Fontana M, Pica S, Reant P, et al. Prognostic Value of Late Gadolinium Enhancement Cardiovascular Magnetic Resonance in Cardiac Amyloidosis. Circulation. 2015;132(16):1570-1579.
MRIではATTR型心アミロイドーシスとAL型心アミロイドーシスとの病型の鑑別困難であるが、あえて比較した研究もある。
→ATTR型心アミロイドーシスはAL型心アミロイドーシスと比較して左室心容積が大きく、左室収縮能が低く、左室心筋重量が大きく、遅延造影MRIでの左心室の貫壁性の淡い遅延造影といった所見の頻度が高い25。さらに、ATTR型心アミロイドーシスでは心基部のみ高信号を認め、心尖部には高信号を認めない“base-apex gradient”も高頻度であった。MRIにおける”base-apex gradient”は、心エコーのストレインの所見である”apical sparing”と関連すると考えられる。
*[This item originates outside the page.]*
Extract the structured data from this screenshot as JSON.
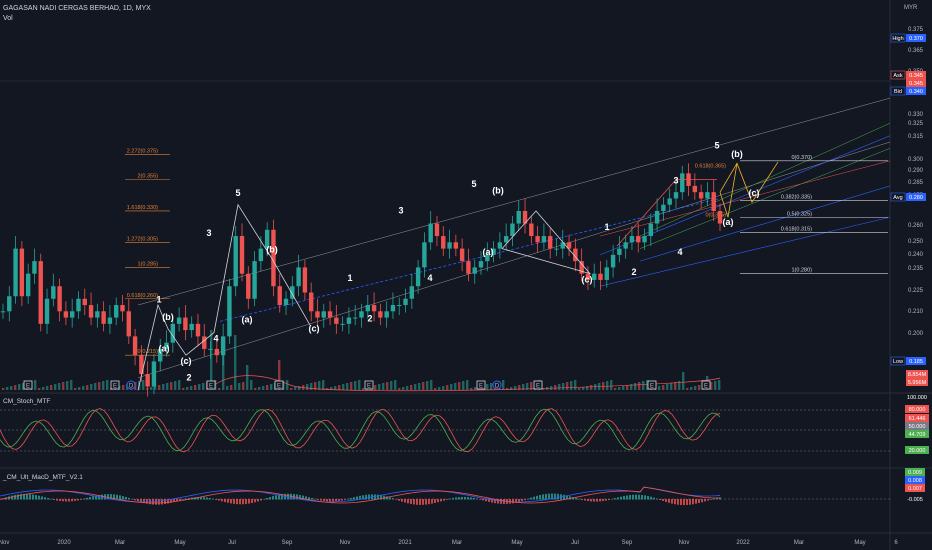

Dungu JN, Valencia O, Pinney JH, et al. CMR-based differentiation of AL and ATTR cardiac amyloidosis. JACC Cardiovasc Imaging. 2014;7(2):133-142.
・有効な診断フローとして、MRIで心アミロイドーシスを疑う所見があった際に、ピロリン酸シンチグラフィーと免疫グロブリン遊離軽鎖(free light chain: FLC)を診断に用いる。特にピロリン酸シンチグラフィーは非常に有効である。